静かな雰囲気ではあるが、すぐにも開発の波に呑まれそうだ。

公園から林の中にある階段を下りて、洞窟へ向かう。
洞窟には、空海が安置したとされる五百羅漢がある。

洞窟というよりも、屋根といったところ。
佐賀県唐津市相知町にある鵜殿石仏群と似ている。
いずれも空海に縁がある。


この洞窟周辺は、とても神聖な雰囲気が漂っている。
何かと殺伐とした印象がある佐世保だが、ここは違う感じがした。


洞窟を後にして、本堂へ向かう。

本堂には、行基が彫ったとされる十一面観音が安置されており、九州七観音の一つに数えられている。

岩肌に無数の石仏が安置されている。
昔から多くの人々の信仰を集めてきたのだろう。

毎年8月8日から11日まで、福石観音千日祭が行われる。
期間中は、本尊の御開帳があり、多くの参拝客で賑わう。
この期間に参詣すると四万六千日の参詣と同じ功徳があるとされている。

気疲れが多い佐世保での生活であったが、神社仏閣を訪れると元気になれた。
気分転換の方法を知っていることは、大事なことだ。
どんなことでも良いので、趣味は持っておきたい。


福石観音と同じ空海に縁がある場所が、もう一つある。
佐世保市北部、瀬戸越の付近にある眼鏡岩だ。

国道沿いにある西蓮寺を抜けて眼鏡岩へ向かう。


西蓮寺の裏手へしばらく歩くと、公園がある。
その公園の奥に、眼鏡岩はある。


高さ10m、長さ20mの巨大な岩に直径8mと5mの穴が開いており、鬼が蹴り抜いたという伝説が残っている。

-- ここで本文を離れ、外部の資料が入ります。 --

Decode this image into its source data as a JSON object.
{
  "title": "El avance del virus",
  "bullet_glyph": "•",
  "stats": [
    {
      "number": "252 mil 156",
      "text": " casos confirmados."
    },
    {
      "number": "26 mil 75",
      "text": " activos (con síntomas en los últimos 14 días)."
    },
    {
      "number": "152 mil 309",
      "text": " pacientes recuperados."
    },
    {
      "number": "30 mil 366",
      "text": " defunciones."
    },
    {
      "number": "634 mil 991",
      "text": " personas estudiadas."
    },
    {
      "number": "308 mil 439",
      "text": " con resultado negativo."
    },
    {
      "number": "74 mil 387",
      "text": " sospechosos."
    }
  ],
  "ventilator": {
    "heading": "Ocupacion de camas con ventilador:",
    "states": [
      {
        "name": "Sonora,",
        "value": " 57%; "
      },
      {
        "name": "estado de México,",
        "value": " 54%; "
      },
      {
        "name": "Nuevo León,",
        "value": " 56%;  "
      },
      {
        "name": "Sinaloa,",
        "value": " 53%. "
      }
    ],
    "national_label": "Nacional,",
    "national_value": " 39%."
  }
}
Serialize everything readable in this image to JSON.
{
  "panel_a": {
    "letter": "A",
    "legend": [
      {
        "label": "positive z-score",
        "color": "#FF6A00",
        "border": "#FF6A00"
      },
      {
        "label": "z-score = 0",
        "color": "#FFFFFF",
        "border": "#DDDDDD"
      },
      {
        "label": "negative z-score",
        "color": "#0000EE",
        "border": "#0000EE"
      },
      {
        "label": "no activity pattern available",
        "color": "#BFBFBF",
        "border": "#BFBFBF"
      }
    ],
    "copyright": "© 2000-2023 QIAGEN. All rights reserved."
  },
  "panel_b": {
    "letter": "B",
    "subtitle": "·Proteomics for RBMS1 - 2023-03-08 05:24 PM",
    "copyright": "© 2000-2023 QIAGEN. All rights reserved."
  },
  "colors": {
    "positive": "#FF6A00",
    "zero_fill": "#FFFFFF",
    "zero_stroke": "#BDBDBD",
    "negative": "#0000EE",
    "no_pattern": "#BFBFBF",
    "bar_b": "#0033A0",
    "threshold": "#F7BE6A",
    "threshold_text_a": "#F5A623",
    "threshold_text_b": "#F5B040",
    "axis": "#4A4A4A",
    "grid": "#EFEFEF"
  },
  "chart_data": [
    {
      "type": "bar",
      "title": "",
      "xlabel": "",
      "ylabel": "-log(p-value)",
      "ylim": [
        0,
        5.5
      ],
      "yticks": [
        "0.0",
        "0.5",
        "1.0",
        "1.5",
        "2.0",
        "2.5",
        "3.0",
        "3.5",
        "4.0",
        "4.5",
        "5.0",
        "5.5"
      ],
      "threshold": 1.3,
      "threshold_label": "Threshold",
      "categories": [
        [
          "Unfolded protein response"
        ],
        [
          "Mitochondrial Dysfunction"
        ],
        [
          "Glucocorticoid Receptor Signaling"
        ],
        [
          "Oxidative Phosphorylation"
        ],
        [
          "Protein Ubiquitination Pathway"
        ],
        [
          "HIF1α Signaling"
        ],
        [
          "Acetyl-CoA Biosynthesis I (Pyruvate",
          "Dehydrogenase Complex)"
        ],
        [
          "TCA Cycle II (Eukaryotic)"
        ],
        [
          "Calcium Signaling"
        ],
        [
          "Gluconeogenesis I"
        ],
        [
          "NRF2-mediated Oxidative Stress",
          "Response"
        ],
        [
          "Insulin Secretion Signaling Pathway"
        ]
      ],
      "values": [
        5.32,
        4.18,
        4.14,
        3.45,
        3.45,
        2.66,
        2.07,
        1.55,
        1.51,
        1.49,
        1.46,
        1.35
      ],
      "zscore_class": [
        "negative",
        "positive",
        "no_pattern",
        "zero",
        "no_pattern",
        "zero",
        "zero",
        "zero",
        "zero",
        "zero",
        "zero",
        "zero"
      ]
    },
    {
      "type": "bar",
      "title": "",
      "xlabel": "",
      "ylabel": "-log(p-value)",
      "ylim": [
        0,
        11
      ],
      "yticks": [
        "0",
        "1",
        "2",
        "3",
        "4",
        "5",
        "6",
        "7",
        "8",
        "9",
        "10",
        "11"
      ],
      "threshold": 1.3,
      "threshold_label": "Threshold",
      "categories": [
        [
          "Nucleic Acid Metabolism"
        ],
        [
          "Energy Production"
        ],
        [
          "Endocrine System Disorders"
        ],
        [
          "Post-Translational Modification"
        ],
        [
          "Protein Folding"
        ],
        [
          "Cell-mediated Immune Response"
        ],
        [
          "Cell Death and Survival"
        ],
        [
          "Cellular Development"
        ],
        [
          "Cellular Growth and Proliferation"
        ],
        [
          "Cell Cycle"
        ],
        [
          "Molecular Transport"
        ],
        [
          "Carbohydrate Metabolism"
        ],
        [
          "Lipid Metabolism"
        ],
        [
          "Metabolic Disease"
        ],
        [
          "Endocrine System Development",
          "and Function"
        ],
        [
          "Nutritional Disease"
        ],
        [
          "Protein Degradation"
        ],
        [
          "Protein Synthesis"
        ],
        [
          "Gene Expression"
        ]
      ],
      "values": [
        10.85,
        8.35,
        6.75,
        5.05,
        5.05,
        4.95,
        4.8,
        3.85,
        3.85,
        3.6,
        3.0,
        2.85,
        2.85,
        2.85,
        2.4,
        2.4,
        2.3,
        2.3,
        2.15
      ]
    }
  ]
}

岩肌に残る千手観音像と梵字は、この地に仏縁を感じた弘法大師が彫ったと言われる。
残念ながら梵字も千手観音像も確認することが出来なかったが、空海でなくとも神秘的なものを感じることは出来た。

そういう雰囲気が漂う場所である。

数十万年前は、この辺りは海だった。
眼鏡岩は、海だった頃に波の浸食により出来た海食洞穴だと言われる。

佐世保は、明治以降に軍港として急激な発展を遂げた都市だ。
そのため歴史が浅いような印象があるが、福石観音や眼鏡岩のように千年を超える歴史を持つ文化財も意外と多い。
転勤等で佐世保市に住むようになった人で、街の喧騒に疲れた人には、ぜひ福石観音や眼鏡岩へ行くことをお勧めしたい。
きっと何かを得ることが出来るはずだ。理屈ではない。
こういう場所があるお陰で、佐世保生活を無事に終えることが出来た。